« "All this euphoria going on" | Home | Roger Ebert's new TV show »
March 24, 2010
"Lost" and eternity
Last night's "Lost" ("Ab Aeterno") about Richard Alpert was one of my favorite episodes ever. Nestor Carbonell, the actor who plays Alpert, was so awesome in this episode that he inadvertently made some of the show's less talented actors look weak by comparison. I've been getting a little weary of Kate and Jack lately, largely because those two actors just don't have the chops for the heavy moments. But some of Nestor Carbonell's scenes, where he's shackled in the wrecked ship, or holding his dead wife's face in the lamplight, or begging Jacob for his life, were so good I felt like I was watching a movie instead of TV. When he's on the screen, we're in good hands.
[Note: he can do comedy too. He was fantastic as Batmanuel in the live-action version of "The Tick" in 2001.]
As for the show's thousands of questions that are still mostly unresolved, I'm starting to wonder if the show is heading for more of an emotional resolution than a functional resolution. Especially in terms of the old and new adversarial relationships that have emerged. I could see the series leading toward a big showdown between Jacob and the Man in Black, Ben Linus and Charles Widmore, and Jack and Locke, which I'd be OK with. But even though recent episodes have revealed a lot of mythology and symbols, we're not getting much information about the actual facts of the island and the power struggles of the people on it.
I don't read every "Lost" blog there is, and I'm sure there are all kinds of nuances and clues that I miss every week. But we're only a handful of episodes from the end of the series, and I still don't understand a whole lot of stuff.
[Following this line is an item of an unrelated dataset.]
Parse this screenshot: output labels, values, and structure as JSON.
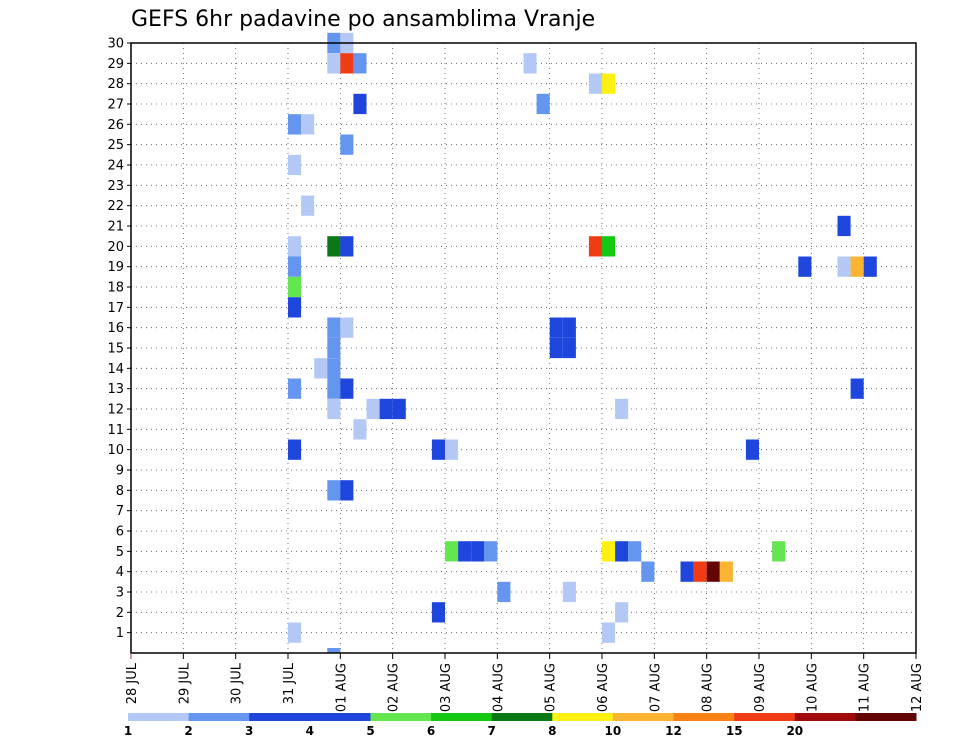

Like what Widmore wants and if he's on the side of Jacob or the Man in Black, what the real purpose of the DHARMA Initiative was, who built the giant four-toed statue, whether the island is in the Atlantic (as suggested in last night's episode) or the Pacific (as suggested in every other episode) or if it moves around more radically than we thought, what happened to Sayid in the temple pool, why Ben was able to stab Jacob and kill him, or where Desmond is. Or what the deal is with Christian. Plus about one thousand other questions.
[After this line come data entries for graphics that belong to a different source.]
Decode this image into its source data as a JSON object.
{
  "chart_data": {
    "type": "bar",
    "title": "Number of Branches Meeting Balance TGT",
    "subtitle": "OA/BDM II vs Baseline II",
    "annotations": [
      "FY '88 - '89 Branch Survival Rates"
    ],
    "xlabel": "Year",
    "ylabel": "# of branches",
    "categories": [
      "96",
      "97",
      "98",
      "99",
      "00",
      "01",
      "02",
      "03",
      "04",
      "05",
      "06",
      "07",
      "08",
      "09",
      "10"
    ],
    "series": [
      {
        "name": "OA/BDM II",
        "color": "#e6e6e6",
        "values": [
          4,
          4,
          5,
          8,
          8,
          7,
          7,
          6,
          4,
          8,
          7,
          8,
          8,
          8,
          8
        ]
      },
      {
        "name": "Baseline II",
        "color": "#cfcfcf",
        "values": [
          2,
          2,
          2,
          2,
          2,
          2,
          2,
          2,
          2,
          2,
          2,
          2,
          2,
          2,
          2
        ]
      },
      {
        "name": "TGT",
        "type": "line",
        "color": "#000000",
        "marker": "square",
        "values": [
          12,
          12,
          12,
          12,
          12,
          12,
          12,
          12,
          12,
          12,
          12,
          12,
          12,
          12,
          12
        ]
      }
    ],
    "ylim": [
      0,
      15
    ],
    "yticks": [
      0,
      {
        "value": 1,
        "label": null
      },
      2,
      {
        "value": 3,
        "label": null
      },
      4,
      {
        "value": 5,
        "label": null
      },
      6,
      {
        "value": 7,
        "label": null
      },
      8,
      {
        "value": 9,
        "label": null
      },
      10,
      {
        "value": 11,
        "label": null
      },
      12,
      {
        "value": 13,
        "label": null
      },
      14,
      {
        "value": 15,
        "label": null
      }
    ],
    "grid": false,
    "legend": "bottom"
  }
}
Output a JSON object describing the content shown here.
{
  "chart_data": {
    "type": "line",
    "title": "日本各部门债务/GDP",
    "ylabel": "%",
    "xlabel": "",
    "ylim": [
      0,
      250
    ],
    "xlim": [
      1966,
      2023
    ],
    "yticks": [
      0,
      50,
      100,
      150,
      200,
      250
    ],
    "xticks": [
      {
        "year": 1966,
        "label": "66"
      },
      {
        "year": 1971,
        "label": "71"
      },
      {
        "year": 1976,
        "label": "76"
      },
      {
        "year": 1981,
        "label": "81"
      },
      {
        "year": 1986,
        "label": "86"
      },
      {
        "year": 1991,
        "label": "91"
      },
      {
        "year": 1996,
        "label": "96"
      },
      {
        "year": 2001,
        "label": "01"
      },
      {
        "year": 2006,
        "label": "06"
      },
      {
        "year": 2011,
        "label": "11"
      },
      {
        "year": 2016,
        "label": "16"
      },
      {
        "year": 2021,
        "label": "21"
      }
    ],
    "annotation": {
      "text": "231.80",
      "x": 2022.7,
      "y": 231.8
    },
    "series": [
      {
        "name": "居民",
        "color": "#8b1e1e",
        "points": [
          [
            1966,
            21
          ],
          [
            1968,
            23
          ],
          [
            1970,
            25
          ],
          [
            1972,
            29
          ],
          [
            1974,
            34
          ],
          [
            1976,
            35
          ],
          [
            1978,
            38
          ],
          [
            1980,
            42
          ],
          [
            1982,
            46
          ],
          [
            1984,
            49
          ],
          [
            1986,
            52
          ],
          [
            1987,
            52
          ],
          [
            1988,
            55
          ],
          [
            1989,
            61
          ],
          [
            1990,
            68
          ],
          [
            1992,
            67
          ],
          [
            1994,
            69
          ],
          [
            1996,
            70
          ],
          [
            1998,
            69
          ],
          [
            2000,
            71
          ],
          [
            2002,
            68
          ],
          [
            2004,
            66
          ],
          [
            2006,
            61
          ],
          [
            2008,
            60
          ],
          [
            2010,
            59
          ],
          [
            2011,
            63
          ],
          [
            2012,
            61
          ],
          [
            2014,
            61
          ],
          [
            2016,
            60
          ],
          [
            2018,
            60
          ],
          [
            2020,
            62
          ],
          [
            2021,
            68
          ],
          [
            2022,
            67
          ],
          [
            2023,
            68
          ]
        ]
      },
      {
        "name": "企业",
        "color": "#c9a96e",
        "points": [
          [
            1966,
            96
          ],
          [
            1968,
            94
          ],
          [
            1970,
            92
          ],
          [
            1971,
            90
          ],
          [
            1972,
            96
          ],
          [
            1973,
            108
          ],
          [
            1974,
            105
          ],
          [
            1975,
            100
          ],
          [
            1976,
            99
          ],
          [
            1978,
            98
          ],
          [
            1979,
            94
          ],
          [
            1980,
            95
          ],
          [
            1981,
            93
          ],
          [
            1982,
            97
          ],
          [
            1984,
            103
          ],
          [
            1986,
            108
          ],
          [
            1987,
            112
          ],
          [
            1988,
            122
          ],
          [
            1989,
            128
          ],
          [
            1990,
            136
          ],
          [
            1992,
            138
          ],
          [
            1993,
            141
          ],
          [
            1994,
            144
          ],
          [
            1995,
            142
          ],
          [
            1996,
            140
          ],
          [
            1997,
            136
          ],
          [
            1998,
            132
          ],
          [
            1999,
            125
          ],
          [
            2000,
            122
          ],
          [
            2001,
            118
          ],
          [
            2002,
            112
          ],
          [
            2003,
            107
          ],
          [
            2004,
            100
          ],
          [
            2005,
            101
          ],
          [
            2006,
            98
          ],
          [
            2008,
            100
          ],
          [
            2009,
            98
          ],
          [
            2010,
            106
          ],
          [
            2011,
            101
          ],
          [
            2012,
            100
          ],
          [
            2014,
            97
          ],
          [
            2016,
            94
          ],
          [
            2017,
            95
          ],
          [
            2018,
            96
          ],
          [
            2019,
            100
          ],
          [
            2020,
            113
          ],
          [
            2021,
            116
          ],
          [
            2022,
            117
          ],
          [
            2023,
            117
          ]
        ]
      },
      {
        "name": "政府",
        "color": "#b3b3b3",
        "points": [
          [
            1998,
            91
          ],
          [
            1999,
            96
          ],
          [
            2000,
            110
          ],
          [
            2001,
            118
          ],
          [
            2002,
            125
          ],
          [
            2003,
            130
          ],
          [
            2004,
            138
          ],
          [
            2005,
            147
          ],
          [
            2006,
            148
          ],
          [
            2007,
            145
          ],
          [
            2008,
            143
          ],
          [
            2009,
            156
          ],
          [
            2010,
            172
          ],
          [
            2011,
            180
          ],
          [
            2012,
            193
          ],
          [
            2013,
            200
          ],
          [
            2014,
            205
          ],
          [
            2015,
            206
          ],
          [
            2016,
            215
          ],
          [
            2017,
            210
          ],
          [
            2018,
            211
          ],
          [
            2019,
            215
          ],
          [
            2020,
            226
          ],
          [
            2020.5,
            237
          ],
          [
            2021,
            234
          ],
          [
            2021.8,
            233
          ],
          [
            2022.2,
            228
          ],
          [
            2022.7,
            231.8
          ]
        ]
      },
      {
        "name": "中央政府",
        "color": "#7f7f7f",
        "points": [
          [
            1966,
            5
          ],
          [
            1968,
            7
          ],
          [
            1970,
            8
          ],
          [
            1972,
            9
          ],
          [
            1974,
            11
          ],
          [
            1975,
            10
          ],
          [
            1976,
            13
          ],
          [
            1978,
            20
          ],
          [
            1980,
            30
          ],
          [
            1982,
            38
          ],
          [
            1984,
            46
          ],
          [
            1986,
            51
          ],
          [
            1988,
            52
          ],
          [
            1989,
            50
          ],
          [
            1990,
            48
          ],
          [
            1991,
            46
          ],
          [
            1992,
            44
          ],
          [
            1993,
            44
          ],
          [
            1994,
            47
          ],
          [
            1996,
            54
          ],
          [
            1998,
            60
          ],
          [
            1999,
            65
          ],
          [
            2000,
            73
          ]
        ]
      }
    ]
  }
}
It seems like the show is heading toward more of a metaphoric explanation for all of this than a literal explanation. A couple of seasons ago, we found out where the polar bears literally came from (pretty much). But these days, we're more likely to get symbolic references and a lot of mirroring, like the Black Rock and the white rock, and the repetition of the order to kill someone before he says a word. And Jacob's lengthy musings about human nature's propensity for good and evil.
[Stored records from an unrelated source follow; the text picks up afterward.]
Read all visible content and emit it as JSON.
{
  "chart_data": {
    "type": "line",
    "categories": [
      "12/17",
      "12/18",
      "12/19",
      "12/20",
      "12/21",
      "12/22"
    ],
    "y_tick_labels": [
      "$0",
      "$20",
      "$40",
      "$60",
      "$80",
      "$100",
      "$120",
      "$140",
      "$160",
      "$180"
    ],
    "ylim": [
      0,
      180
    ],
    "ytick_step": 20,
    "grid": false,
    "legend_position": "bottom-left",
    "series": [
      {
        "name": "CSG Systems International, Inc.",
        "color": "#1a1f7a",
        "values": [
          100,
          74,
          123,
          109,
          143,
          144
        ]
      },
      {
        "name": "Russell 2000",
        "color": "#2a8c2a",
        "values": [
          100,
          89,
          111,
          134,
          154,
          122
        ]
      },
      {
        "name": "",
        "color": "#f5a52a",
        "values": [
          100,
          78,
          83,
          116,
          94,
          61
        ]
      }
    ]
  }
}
I have a mental list of all the questions I still have about this show, and I bet a lot of those questions are never going to get answered directly. But if we keep getting great episodes like this one, I can live with that.
Plus, I just want to go on the record with this idea: if both Jin and Sun have to be on the island because their mutual last name, Kwon, is written in Jacob's lighthouse and on the cave wall, then how do we know that Jack is the correct Shephard? I know Christian is dead and everything, but Jack has gotten so irritating lately that I'm hoping Daddy Shephard is the one that matters.
Trackback Pings
TrackBack URL for this entry:
http://amysrobot.amyinnewyork.com/mt/mt-tb.cgi/1094
Comments
The Onion had a good video piece a couple of months ago: "Final Season Of 'Lost' Promises To Make Fans More Annoying Than Ever".
http://www.theonion.com/video/final-season-of-lost-promises-to-make-fans-more-an,14394/
"If you're a spouse of that fan, you'll feel like you're living with a paranoid schizophrenic."
Posted by: amy at March 25, 2010 9:49 AM
As a non-watcher, that last paragraph leaves me unsure if you are talking about a TV series, or on some heavy, heavy drugs.